The government must act urgently to build a new world-leading initiative to replace funds for disadvantaged communities after Brexit, the Work and Pensions Committee heard today.
Frontline employment support providers told committee members that the European Social Fund (ESF) provides £500 million per year in England alone for programmes supporting people furthest from the job market into education, training and employment.
This funds projects across the UK to support vulnerable groups who may not access mainstream government services, including people with mental health conditions, ex-offenders and young people with learning difficulties.
MPs heard how a successor initiative can improve on ESF to help more people than ever before, engage with communities more effectively and channel more money to the frontline.
However, a consultation on the UK Shared Prosperity Fund – the potential successor fund to ESF outlined in the Conservative manifesto – is not expected until the later this year, raising concerns that an initiative will not be in place by the time Britain leaves the EU next year.
Without a replacement initiative in place, there will be a significant gap in support for disadvantaged groups, such as the AIM4Work programme delivered by Shaw Trust which helps people over the age of 25 with common mental health conditions into work in South, North and East London.
Sam Windett of the Employment Related Services Association (ERSA) and Elizabeth Chamberlain of the NCVO gave the committee key recommendations to ensure a world-class successor initiative is in place at the earliest opportunity. They stressed the importance of safeguarding ESF investment to avoid the loss of funding for disadvantaged communities after the current phase ends in 2020.
Commenting on today’s inquiry, Sam Windett, ERSA’s Head of Policy and Communications, said:
‘The government has a unique opportunity to develop its own funding initiative that builds on the best aspects of the European Social Fund whilst addressing its flaws. The fund is worth £500 million in England alone and offers vital skills and employment support to those groups often neglected by mainstream services. However, the government needs to act now on today’s recommendations to help build more inclusive communities across the UK.’

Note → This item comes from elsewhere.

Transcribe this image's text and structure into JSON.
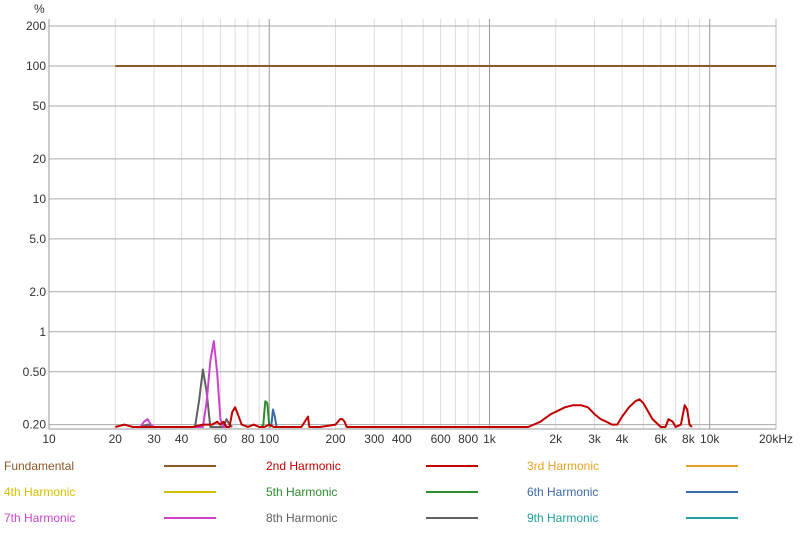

Elizabeth Chamberlain, Head of Policy at NCVO said:
‘For years the European Social Fund has enabled organisations to significantly support disadvantaged groups, building their ability to fulfil their potential, participate in society and contribute to economic growth. Failure to ensure it is replaced would have serious consequences on our country’s agenda for economic growth and social cohesion. So the Committee’s interest and the opportunity they have given us today to discuss these issues is very welcome, and I hope it will mean government will act swiftly on the inquiry’s recommendations.’